Thursday, May 8, 2008

Kingdom Shore- ...And All the Dogs to Shark



sample track:      Stray Bullets Singing "It's not what you say, but who you give it to" (cut down to 3 minutes)

(805/1000)
*screech* .... *screech* ...

First off, P.T. Anderson > Coen brothers. Second off,
There Will be Blood > No Country for Old Men. And even if you disagree on the first two (in which case I'm going Daniel Plainview on your ass), there can be no doubt that There Will be Blood's soundtrack pisses all over No Country for Old Men's, and the only thing more intense than those violins is Daniel Day Lewis's performance.
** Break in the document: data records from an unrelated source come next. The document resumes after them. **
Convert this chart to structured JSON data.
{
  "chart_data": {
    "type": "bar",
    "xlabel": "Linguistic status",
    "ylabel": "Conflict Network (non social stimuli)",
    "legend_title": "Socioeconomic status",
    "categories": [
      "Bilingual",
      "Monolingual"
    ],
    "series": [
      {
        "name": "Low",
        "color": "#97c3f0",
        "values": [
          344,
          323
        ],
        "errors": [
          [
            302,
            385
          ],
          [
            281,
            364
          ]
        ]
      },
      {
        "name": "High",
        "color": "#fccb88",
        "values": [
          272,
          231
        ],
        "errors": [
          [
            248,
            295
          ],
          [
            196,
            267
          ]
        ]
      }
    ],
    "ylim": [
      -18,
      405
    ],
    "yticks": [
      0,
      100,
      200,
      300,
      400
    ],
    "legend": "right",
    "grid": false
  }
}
I bring all this up because Kingdom Shore's
...And All the Dogs to Shark takes the most intense ideas from Greenwood's score (which is already pretty fucking intense) and goes apeshit with them. The end result sounds like a string quartet getting pushed through a wood-chipper (that was for the Coen brothers fans). Opener "Stray Bullets Singing 'It's not what you say, but who you give it to'" is relentless with its application of aggressive and unsettling techniques. Franticly plucked violins crash violently into sweeping high pitched crescendos which in turn tumble back into awkwardly quiet plucking and bowing all in the span of fifteen seconds. The track is just under thirteen minutes long, but is as extreme and uncompromising in the last five seconds as it is in the first. Subsequent tracks vary in length but little else.
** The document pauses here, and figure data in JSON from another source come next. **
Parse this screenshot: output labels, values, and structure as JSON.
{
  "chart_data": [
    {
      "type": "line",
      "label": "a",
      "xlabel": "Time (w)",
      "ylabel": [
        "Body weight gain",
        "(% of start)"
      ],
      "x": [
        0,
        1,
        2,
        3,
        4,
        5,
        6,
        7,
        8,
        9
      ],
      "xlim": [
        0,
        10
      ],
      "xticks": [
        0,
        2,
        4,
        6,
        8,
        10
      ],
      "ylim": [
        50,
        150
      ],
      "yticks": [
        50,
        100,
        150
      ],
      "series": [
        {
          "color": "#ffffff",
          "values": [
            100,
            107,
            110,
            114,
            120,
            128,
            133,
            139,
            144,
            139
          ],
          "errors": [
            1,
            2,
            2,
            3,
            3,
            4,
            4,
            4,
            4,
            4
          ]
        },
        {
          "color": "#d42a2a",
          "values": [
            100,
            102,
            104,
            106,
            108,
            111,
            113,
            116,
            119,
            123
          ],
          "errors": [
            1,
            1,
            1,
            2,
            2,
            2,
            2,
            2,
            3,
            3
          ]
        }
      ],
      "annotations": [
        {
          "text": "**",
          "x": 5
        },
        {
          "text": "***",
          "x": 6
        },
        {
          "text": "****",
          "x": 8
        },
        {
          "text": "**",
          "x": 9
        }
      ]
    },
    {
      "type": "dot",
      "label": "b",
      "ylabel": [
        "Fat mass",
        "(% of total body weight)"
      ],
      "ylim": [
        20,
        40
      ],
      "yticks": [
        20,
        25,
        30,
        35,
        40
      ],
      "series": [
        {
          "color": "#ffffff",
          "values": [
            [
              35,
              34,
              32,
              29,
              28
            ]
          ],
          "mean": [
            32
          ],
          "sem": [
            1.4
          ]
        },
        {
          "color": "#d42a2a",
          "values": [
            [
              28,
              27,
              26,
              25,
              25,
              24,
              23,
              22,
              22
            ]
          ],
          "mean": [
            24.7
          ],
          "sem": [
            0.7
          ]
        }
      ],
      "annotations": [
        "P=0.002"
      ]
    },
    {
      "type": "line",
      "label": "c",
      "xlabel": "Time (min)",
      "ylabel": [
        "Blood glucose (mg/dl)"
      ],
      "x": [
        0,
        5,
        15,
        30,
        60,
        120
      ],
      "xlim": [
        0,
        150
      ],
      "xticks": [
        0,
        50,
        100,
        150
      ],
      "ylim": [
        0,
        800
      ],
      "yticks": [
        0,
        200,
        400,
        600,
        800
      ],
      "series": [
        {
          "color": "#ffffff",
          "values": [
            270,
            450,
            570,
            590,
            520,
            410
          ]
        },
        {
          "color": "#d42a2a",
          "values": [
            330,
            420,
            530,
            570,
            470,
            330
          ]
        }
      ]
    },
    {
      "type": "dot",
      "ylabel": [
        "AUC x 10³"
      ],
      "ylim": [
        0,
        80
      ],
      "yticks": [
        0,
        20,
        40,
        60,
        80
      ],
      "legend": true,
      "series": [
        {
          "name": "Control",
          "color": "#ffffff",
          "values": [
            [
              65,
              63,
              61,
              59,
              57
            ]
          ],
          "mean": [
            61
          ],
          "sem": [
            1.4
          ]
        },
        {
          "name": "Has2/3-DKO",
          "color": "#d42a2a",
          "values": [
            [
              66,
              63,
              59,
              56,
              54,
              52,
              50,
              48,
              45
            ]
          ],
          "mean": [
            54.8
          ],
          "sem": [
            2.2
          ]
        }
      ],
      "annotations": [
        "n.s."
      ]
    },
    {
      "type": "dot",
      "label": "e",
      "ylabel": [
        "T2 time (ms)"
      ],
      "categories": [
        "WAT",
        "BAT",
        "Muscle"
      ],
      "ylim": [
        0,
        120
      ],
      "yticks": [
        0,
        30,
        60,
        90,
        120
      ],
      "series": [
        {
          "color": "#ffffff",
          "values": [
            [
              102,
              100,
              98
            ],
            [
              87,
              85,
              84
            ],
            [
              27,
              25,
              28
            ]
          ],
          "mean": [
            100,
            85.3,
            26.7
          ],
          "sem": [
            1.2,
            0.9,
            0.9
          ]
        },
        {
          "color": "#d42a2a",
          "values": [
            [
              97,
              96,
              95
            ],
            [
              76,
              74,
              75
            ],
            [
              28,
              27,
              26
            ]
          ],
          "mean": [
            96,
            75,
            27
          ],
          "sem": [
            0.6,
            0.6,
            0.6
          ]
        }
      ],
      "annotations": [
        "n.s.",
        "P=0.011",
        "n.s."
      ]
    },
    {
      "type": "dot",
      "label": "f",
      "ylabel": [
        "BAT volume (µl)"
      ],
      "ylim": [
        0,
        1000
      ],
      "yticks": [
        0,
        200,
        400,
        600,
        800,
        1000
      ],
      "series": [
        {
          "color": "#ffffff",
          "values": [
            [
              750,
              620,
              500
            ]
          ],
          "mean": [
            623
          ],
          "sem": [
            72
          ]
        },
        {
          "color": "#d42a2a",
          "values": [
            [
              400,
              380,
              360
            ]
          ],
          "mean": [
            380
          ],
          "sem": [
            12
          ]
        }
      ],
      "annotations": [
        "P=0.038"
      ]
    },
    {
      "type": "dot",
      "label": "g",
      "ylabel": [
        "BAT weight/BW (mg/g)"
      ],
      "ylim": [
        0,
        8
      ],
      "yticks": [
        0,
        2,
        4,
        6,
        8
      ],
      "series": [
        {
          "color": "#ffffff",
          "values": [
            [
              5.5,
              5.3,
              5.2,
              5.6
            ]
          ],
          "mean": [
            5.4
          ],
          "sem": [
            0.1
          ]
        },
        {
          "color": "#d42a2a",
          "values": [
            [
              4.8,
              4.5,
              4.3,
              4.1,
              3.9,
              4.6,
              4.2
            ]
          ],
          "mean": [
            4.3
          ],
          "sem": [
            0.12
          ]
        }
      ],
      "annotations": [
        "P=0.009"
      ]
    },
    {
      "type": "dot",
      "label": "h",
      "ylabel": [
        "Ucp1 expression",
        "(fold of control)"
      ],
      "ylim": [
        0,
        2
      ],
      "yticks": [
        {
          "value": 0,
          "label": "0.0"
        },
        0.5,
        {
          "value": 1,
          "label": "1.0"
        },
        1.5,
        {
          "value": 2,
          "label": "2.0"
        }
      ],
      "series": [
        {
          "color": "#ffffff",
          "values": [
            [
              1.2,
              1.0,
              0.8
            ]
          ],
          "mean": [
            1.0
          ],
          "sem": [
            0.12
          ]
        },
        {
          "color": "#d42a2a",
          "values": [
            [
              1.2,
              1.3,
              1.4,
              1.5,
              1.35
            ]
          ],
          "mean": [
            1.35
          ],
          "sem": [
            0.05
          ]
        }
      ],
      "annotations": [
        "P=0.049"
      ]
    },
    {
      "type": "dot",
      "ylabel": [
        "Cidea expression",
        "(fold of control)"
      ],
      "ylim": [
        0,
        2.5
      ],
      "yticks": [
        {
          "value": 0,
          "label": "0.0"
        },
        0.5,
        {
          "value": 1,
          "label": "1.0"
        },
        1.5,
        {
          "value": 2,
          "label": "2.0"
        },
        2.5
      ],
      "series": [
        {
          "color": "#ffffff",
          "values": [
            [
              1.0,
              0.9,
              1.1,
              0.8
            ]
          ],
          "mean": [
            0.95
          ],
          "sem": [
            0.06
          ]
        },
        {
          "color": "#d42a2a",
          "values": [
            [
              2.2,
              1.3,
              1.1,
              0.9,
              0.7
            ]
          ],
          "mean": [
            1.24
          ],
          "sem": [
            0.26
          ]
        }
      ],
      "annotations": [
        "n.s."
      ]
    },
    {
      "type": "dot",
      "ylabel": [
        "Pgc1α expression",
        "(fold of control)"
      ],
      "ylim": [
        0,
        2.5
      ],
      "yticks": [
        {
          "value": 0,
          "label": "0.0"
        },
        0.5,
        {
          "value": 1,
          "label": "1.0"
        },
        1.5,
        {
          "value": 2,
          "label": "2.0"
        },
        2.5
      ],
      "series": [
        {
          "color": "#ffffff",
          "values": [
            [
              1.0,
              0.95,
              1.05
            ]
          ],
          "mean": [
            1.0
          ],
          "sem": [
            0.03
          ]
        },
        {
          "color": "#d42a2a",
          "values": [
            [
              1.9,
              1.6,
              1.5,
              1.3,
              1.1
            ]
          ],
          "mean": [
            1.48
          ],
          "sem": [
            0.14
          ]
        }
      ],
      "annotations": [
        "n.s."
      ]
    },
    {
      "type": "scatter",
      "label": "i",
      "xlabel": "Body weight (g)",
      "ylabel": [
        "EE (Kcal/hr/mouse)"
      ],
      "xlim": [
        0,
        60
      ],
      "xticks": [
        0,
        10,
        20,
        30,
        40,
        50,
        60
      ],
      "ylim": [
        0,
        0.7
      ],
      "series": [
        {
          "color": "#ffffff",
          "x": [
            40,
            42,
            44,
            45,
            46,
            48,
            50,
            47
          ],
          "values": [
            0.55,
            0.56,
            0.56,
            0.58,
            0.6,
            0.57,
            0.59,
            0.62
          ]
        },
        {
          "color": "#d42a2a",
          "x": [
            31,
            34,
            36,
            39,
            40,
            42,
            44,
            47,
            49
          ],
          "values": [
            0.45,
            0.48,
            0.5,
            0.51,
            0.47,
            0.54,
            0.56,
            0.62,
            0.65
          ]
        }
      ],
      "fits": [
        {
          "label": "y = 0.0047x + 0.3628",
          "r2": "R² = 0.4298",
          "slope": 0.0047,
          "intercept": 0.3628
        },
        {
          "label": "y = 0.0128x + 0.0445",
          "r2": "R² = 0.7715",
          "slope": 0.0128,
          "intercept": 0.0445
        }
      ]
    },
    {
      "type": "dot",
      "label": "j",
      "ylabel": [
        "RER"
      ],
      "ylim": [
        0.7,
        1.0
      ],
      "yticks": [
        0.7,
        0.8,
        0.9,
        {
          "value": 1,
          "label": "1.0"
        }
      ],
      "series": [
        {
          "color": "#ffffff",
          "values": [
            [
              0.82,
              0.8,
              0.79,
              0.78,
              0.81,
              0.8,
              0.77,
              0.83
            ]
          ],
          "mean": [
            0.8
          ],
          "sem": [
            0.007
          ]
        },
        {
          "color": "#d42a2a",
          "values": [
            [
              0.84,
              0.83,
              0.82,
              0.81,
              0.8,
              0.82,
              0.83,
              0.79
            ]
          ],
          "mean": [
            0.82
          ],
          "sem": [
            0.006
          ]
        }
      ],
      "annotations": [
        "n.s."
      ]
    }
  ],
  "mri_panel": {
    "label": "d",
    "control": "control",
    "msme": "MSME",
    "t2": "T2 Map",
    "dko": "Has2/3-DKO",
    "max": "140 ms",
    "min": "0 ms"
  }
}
While I commend Kingdom Shore for this ceaseless ferocity, one consequence of such vehemence is that the album can be pretty difficult to handle at times. Unlike Greenwood's score, in which periods of high tension give way to release, ...And All the Dogs to Shark never eases up. Even when a track is at its most minimal, the
anticipation of a violin stab cutting into the track at any moment maintains the tension. An impressive accomplishment, but unfortunately not every listener is going to like being afraid of what's coming next on the track.

My friend Andrew said of
There Will Be Blood something like "That was one of the most impressive things I've ever seen ... but I will probably never watch it again." Kingdom Shore's latest is indeed a very impressive album, and you probably should listen to it at least once. However, for most people one listen will probably be more than enough.


3 comments:

Bill Hunter (not the actor but the dead beat dad) said...

The review though accurate makes one crucial oversight. Sometimes things need to be heard over and over, like bad impressions of Plainview.

Anonymous said...

I usually avoid this kind of music like the plague. Bloody composers and their look-at-me complexity horse shit. The Greenwood score, although I love Radiohead, was really distracting in TWBB, but there's something about this that made me listen to it over and over. The more common it gets for me, and i've been listening to it all day from the label's site (your clip of it isn't working for me very well), the more I love it. There's so much music in this little clip. I don't know how this band has taken something that I usually find so tedious and managed to make it to exciting to listen to. I feel like this when my roommate plays the Minute Men's "Double Nickels on the Dime" too.
This is incredible music.
I'll be putting some money down for this.